Molesworth Street, Thorndon, Wellington

The park was created to promote Hungarian-New Zealand relations and understanding to provide a permanent focal point perpetuating the presence of Hungarians living in New Zealand. It is an expression of Hungarians’ appreciation to their adoptive country, New Zealand, and it offers future generations of New Zealand Hungarians a legacy of their Hungarian heritage.

Maintaining national identity

Hungarianness – there’s no escaping it if you have it in your blood. The park is a very Hungarian place connecting New Zealand Hungarians to their roots.

Hungarian communities across New Zealand

Turn around and you’re bound to bump into a Hungarian. There are Hungarians in every corner of New Zealand. The most active community is in Auckland, with smaller communities in the other main centres.

Connecting Hungary and New Zealand

New Zealand offered a haven to Hungarian refugees. These days Hungarian communities are made up of their descendants and newer Hungarian New Zealanders who arrived as migrants.

Why Magyar Millennium?

The Magyar Millennium Project was started in 1998 by Paul Szentirmay (1928-2002), Hungary’s first consul-general to New Zealand. He initiated it as part of worldwide celebrations planned for the year 2000 to commemorate Hungary’s millennium as a Christian state.

The biggest challenge for the team of people working on the project turned out to be finding a suitable site and it was this factor alone that prevented it becoming a reality within the intended timeframe of the Magyar Millennium in 2000.
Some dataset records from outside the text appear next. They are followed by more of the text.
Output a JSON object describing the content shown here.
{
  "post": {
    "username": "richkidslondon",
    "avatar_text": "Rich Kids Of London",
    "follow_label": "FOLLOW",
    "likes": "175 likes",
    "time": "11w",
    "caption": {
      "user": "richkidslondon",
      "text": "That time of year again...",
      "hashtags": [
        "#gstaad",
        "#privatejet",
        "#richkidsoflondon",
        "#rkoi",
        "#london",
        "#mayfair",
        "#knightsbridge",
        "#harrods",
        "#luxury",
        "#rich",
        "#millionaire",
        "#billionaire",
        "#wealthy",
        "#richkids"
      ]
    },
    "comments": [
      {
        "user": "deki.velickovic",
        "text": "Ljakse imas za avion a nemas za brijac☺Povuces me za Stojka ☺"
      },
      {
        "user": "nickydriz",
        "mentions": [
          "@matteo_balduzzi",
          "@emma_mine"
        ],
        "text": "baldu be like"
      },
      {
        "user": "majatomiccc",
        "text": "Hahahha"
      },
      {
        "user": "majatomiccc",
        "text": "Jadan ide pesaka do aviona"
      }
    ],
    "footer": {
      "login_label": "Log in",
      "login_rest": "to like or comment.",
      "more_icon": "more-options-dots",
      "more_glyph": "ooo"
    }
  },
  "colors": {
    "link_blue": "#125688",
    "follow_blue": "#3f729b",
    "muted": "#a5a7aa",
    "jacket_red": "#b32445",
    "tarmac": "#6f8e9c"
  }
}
Backing of Wellington City Council

The project received a new lease on life when in early 2002 the Wellington City Council offered the New Zealand Hungarian Community a piece of road reserve to develop. Paul Szentirmay did not live to see the dream come to fruition, but the Magyar Millennium Project team (as it was originally called) persisted and the park was finally opened by the Governor General, Her Excellency The Hon Dame Silvia Cartwright on St Stephen’s Day, 20 August 2003.